Rep. Jim Jordan introduced a bill Thursday that would reform food stamps.

“Welfare programs are meant to be a temporary safety net, but they have become a permanent way of life for millions of Americans,” Jordan, R-Ohio, said in a statement. “Instead of giving impoverished families and individuals a helping hand, the current system penalizes positive steps toward self-sufficiency.”

According to a press release from Jordan’s office, H.R. 5360, the Welfare Reform and Upward Mobility Act, is based on Maine’s successful reforms and the welfare reforms of 1996.

The bill would, among other things, implement stricter work requirements for “able-bodied” adults  without dependents receiving assistance through the Supplemental Nutrition Assistance Program, or SNAP. It would also help recipients with employment training and job searches to give recipients the tools needed to overcome poverty.

“Able-bodied individuals should be required to work—or be prepared to work—as a condition to receiving aid,” Robert Rector, a senior research fellow at The Heritage Foundation, told The Daily Signal.

Jordan, alongside Rep. Mark Meadows, R-N.C., and Sen. Mike Lee, R-Utah, wrote in an op-ed for National Review on Thursday that “the key to understanding America’s social-welfare system today—and why it needs to be reformed—is not its bloated annual budget but its tendency to undermine the two most dependable routes out of poverty: work and marriage.”

“Work and marriage are the greatest protectors against poverty.

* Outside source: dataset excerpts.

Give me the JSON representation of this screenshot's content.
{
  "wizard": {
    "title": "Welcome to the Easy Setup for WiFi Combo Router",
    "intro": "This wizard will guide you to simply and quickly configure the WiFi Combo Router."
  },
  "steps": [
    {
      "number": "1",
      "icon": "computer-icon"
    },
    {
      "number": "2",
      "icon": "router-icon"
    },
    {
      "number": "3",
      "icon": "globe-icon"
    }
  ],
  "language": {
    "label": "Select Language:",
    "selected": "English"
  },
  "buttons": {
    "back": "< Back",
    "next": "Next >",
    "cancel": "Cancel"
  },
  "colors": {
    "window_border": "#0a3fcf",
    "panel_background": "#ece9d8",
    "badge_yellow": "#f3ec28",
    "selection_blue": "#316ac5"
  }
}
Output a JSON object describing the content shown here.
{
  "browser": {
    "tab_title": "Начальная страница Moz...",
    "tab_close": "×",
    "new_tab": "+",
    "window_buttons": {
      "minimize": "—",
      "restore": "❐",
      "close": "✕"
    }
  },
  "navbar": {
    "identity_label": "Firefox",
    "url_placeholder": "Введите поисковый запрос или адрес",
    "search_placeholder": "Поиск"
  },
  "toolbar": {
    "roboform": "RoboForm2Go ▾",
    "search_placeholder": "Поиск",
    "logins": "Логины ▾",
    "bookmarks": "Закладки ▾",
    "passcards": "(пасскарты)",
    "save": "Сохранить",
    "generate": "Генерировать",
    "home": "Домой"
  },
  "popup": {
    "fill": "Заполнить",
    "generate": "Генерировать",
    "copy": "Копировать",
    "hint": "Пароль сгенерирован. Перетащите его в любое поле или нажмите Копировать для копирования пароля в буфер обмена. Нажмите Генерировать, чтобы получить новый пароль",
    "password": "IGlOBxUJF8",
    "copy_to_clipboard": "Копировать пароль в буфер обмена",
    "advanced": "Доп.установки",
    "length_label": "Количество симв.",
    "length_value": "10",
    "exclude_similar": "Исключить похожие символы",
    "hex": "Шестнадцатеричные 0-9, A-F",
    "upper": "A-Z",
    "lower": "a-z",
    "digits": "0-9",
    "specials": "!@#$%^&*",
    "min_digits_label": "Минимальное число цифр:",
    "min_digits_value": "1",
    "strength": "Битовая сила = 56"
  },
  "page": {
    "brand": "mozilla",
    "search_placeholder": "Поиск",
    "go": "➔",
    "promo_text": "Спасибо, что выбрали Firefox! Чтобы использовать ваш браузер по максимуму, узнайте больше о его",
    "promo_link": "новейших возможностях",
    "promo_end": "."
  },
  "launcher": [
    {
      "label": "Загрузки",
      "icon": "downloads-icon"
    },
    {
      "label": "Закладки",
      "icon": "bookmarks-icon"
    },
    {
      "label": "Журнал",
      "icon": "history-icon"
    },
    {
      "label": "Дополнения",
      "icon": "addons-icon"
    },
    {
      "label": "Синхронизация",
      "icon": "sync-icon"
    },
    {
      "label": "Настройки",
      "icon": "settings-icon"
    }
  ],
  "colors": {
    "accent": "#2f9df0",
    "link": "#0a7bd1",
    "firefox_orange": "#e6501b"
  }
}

Unfortunately, the means-tested welfare system undermines both,” Rachel Sheffield, a policy analyst at The Heritage Foundation, told The Daily Signal in an email. “These institutions are weaker today than when the War on Poverty began back in the 1960s.”  

According to Sheffield, assistance is significantly lessened or even depleted entirely when recipients get married, even if the spouse meets low-income standards as well. These penalties discourage recipients from progressing toward a better, more self-sufficient life, creating a habitual state of government assistance in the U.S.

“Inserting work requirements for able-bodied adults into welfare and reducing marriage penalties are crucial to reform,” Sheffield said in an email to The Daily Signal.  

“Welfare should complement efforts toward self-sufficiency rather than displacing them,” Rector said. “Like welfare reform in 1990s, this bill will substantially reduce both poverty and welfare dependents.”

According to a press release from Jordan’s office, the Welfare Reform and Upward Mobility Act will do the following:

-Improve reporting of means-tested welfare spending.

-Create state-run work activation programs to help SNAP recipients find work through vocational education, job training, and job search assistance.

-Focus on able-bodied adults without dependents, by reinforcing an 80-hour per month work activation program to help SNAP recipients rise out of poverty.

-Modify Temporary Assistance for Needy Families (TANF) to fix existing provisions that penalize marriage, reinforcing the family as a primary way to combat poverty.

H.R. 5360 is currently co-sponsored by Meadows, Reps. Scott DesJarlais, R-Tenn.; Louie Gohmert, R-Texas; and Steve Chabot, R-Ohio. It is sponsored in the Senate by Lee.

“I’m honored to work with Sen. Mike Lee to improve the welfare system and help our fellow Americans realize their goals and potential,” Jordan said in a statement.